Hull Royal Infirmary, Anlaby Road, Hull, HU32JZ, UK.
Neuroradiology. 2013 Sep;55(9):1081-8. doi: 10.1007/s00234-013-1208-z. Epub 2013 Jun 6.
Cervical spine MRI with the neck in extension has been well described over the last 10 years, but its clinical value remains unknown.
We performed extension imaging in 60 patients in whom the initial neutral study showed borderline cord compression. Images were assessed using a previously validated grading system for cord compression. Multiple linear and area measurements were also obtained. Images were scored blindly and randomly. Inter- and intra-rater variability were determined in a subset of 20 cases. Independent clinical assessment utilised the Ranwat criteria.
For most parameters inter/intra-observer variance of kappa/ICC > 0.6 was highly satisfactory. Standard MR was poor at discriminating between patients with and without myelopathy (ROC analysis, area under the curve (AUC), 0.52). This was considerably improved with extension imaging (AUC, 0.60), or by using the change in compression score between neutral and extension studies. Most measurements were not helpful; however, the ratio of cord area/CSF area at the level of maximum compression on extended images was the best discriminator (AUC, 0.71), as well as the presence of T2 change in cord substance (AUC, 0.68).

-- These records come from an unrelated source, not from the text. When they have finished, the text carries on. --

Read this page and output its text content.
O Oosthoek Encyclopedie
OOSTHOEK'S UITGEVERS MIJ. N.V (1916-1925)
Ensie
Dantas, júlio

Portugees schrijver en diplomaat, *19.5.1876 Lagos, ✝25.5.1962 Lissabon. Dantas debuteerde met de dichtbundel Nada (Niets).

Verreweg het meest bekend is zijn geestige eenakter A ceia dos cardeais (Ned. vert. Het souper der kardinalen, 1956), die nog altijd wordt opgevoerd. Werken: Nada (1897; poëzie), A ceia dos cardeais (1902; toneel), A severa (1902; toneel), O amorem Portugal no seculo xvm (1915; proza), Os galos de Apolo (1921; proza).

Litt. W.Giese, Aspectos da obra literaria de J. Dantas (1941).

This is the first study to demonstrate added clinical value utilising extension MRI. In this cohort of difficult patients, when there was no T2 signal change in the cord, the presence of clinical myelopathy could only be predicted by utilising the data from extension imaging.
过去 10 年来,颈椎伸展位 MRI 已得到充分描述,但它的临床价值仍不清楚。
我们对 60 例初始中立位研究显示脊髓轻度受压的患者进行了伸展位成像。使用先前验证的脊髓压迫分级系统评估图像。还获得了多个线性和面积测量值。图像进行了盲法和随机评分。在 20 例患者中确定了观察者间和观察者内的变异性。独立的临床评估采用 Ranwat 标准。
对于大多数参数,kappa/ICC 的观察者间/观察者内方差均大于 0.6,非常令人满意。标准 MRI 很难区分有和无脊髓病的患者(ROC 分析,曲线下面积(AUC),0.52)。通过伸展成像(AUC,0.60)或使用中立位和伸展位研究之间的压缩评分变化可以显著改善这种情况。大多数测量值都没有帮助;然而,在伸展图像上最大压迫水平的脊髓面积/CSF 面积比是最佳的鉴别指标(AUC,0.71),以及脊髓实质 T2 信号变化的存在(AUC,0.68)。
这是第一项利用伸展 MRI 显示附加临床价值的研究。在这组困难患者中,当脊髓内没有 T2 信号变化时,只有利用伸展成像的数据才能预测存在临床脊髓病。